= Ormewood Park =

Neighborhood in Atlanta, Georgia, United States

Ormewood Park is a historic neighborhood on the east side of Atlanta, Georgia, United States.

==History==

This area was the territory of the Creek Indian Nation until approximately 1825 when the Treaty of Indian Springs was signed under Governor George Troup. He then began forcing the Creek from their lands and by 1827, they were all gone. Any white settler could enter a land lottery for the cost of $4.00, and 160 or 200 acre parcels were awarded. Most of these lots were working farms until the late 19th century. In 1892, some of the farms were further subdivided into building lots of approximately 2 acre in size. The Confederate Soldiers' Home was constructed on what is now the area occupied by the complex of Georgia National Guard and other State buildings on United Avenue.

A trolley line extension was constructed in 1891 by the Metropolitan Street Railroad Company running north–south along Underwood Avenue, from Confederate Avenue (renamed United Avenue in 2018) and the Confederate Soldiers' Home, turning east on Delaware Avenue and then connecting to the line that ran along Moreland Avenue, eventually ending in downtown. The line was originally run with steam operated “dummy” trains and was upgraded to electric trolleys in 1894. Its path can still be seen by examining the acute wall angles of the commercial buildings at the northeast corner Woodland and Delaware. The new retail development at the Ormewood and Moreland intersection makes use of this old path by providing rear access along the old right-of-way and bridge.

Ormewood Park was initially developed in 1892, when a 100-acre plot was subdivided by Samuel W. Goode and Company and put on the market for sale.
After World War I there was a construction boom. There are even prefabricated and catalog homes from this era that survive to this day. In 1922, the City of Atlanta annexed the area and construction of Anne E. West Elementary School, located in the heart of Ormewood Park, began around that time. Anne E. West's classic building got a new life, new name, and new mission this century: it is home for the middle school campus of the neighborhood's charter school, which serves both the Grant Park and Ormewood Park neighborhoods.

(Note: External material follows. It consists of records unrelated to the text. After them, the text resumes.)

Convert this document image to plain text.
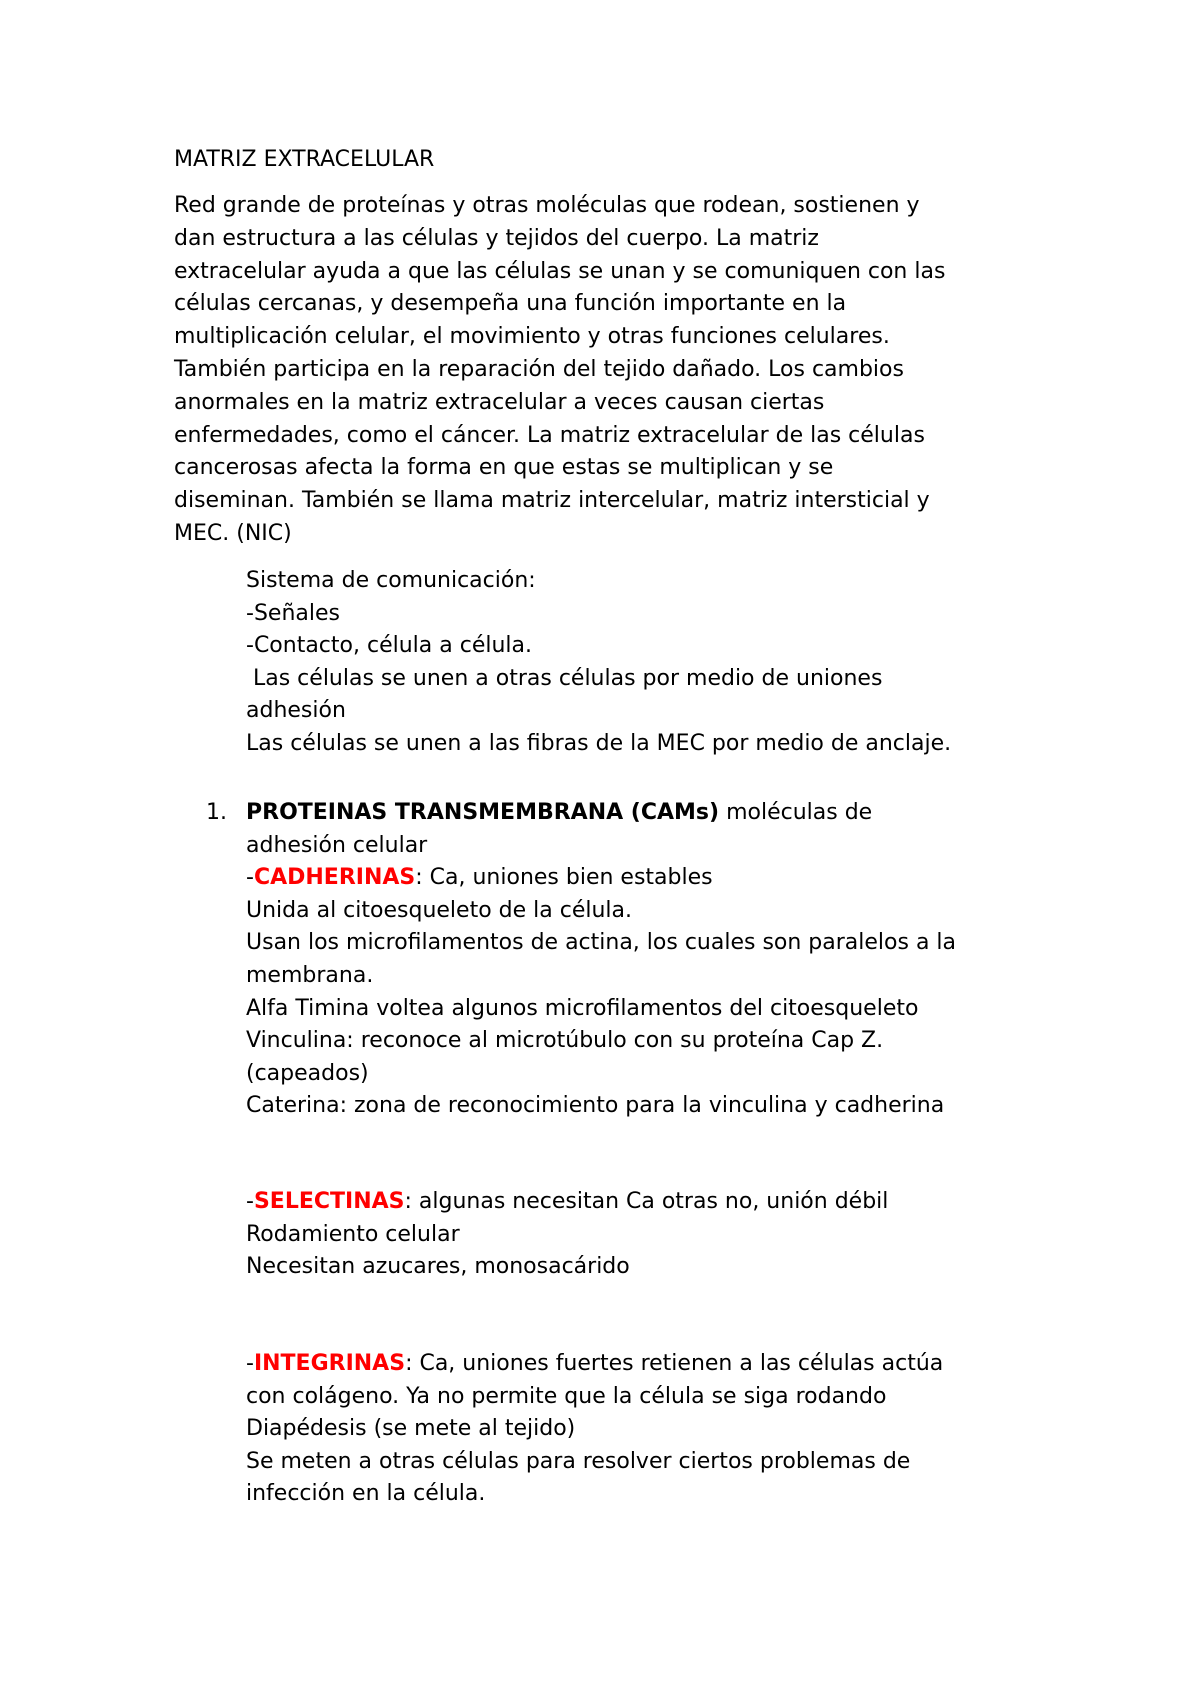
MATRIZ EXTRACELULAR
Red grande de proteínas y otras moléculas que rodean, sostienen y
dan estructura a las células y tejidos del cuerpo. La matriz
extracelular ayuda a que las células se unan y se comuniquen con las
células cercanas, y desempeña una función importante en la
multiplicación celular, el movimiento y otras funciones celulares.
También participa en la reparación del tejido dañado. Los cambios
anormales en la matriz extracelular a veces causan ciertas
enfermedades, como el cáncer. La matriz extracelular de las células
cancerosas afecta la forma en que estas se multiplican y se
diseminan. También se llama matriz intercelular, matriz intersticial y
MEC. (NIC)
Sistema de comunicación:
-Señales
-Contacto, célula a célula.
Las células se unen a otras células por medio de uniones
adhesión
Las células se unen a las fibras de la MEC por medio de anclaje.
1. PROTEINAS TRANSMEMBRANA (CAMs) moléculas de
adhesión celular
-CADHERINAS: Ca, uniones bien estables
Unida al citoesqueleto de la célula.
Usan los microfilamentos de actina, los cuales son paralelos a la
membrana.
Alfa Timina voltea algunos microfilamentos del citoesqueleto
Vinculina: reconoce al microtúbulo con su proteína Cap Z.
(capeados)
Caterina: zona de reconocimiento para la vinculina y cadherina
-SELECTINAS: algunas necesitan Ca otras no, unión débil
Rodamiento celular
Necesitan azucares, monosacárido
-INTEGRINAS: Ca, uniones fuertes retienen a las células actúa
con colágeno. Ya no permite que la célula se siga rodando
Diapédesis (se mete al tejido)
Se meten a otras células para resolver ciertos problemas de
infección en la célula.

Another period of growth took place after World War II. The wood-sided cottages scattered between the older Victorian and Craftsman homes are typical of this era. During the late 1950s and early 1960s a number of brick ranch-style homes appeared.

The neighborhood experienced a period of decline until the 1990s, when it began to gentrify. In the 2000s, Ormewood Park experienced a notable increase in renovations, property values, demand, and new housing stock as the surrounding areas improved and supporting retail and commercial centers were developed. In 2003, the northwest corner of the neighborhood was redeveloped as Glenwood Park, with townhomes, single-family homes, and retail establishments.

In 2016, the Ormewood Park Civic association, led by Festival founder Hannah Thompson, created the first Ormewood Park Makers Festival, which was attended by almost two thousand people. The festival celebrates local craftsman, live music, workshops and more. The Ormewood Park Makers Festival continues as part of SAND (South Atlantans for Neighborhood Development).

==Geography==
Ormewood Park is east of Grant Park (separated by the Atlanta Beltline), south of I-20, west of East Atlanta, and north of United Avenue.